Ребенок, не совсем понимая, о чем сетует бабушка-гром, с удовольствием уплетает вкусные «пирашка», приготовленные на сливочном масле и молоке. После третьего, торопливо проглоченного пирожка, мальчуган начинает тяжело дышать. «Бабуль, я пошел». Старуха, приподняв перевернутую корзину, достает полную косу яиц и протягивает мальчику:
- На, скажи матери, пусть посадит на нечетное количество яиц курицу - наседку, иначе, цыплят не вывести, твоя мать и этого не знает».
- Бабушка, а если яиц, будет четное количество?
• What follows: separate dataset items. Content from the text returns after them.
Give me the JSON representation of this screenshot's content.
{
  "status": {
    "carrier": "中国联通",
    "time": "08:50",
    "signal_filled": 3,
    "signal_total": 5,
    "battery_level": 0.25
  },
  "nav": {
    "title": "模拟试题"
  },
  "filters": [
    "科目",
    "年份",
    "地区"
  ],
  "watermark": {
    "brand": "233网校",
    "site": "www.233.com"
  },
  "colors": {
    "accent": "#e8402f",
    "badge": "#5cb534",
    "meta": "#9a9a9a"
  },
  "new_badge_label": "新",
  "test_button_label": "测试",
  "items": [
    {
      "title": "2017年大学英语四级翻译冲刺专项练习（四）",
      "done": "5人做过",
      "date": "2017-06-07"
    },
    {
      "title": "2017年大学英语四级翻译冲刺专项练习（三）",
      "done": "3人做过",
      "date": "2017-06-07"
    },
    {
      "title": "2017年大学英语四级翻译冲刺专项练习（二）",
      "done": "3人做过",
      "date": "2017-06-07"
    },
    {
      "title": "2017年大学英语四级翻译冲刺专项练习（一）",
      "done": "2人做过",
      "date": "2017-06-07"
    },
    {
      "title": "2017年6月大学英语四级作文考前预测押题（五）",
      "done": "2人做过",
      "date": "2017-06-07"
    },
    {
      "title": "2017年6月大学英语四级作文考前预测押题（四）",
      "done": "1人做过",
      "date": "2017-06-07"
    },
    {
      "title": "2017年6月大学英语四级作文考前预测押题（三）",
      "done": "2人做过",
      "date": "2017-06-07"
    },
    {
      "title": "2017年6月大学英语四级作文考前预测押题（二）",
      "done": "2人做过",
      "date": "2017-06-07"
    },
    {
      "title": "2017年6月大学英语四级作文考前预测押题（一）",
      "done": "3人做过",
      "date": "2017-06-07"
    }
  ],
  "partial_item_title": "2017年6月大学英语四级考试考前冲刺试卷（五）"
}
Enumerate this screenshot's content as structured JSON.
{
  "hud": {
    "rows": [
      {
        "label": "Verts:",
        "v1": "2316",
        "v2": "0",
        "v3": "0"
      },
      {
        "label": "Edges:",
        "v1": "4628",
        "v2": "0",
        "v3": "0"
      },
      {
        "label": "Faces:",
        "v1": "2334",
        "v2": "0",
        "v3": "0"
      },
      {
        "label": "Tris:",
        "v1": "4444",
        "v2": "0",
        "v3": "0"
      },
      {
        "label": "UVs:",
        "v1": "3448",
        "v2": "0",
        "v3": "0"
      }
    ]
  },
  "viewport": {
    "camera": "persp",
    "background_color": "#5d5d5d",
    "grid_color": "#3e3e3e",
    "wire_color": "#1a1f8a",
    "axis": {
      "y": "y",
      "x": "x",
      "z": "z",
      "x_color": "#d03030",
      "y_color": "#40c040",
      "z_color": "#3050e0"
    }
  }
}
- Пусть одно пожарит отцу, - парирует старуха. – Да, кстати, скажи матери, что куры не всегда высиживают яйца. Хотя бы это объясни…
***
Бабушка – гром, сидя на супе, не спеша прядет. Как же виртуозно она с этим справляется, словно огромным точильным станком управляет. Левой рукой цепко держит нить, плавно струящуюся, правой - крутит веретено, как всадник саблей управляется. Дед Рахим, подходя к дому, задержался на миг у калитки, невольно залюбовавшись мастерством старухи. Почувствовав взгляд, бабка обернулась. Старик насупился. Не спеша вошел во двор, засуетился, делая вид, что занят, лишь бы старуха вновь не затеяла утренний разговор.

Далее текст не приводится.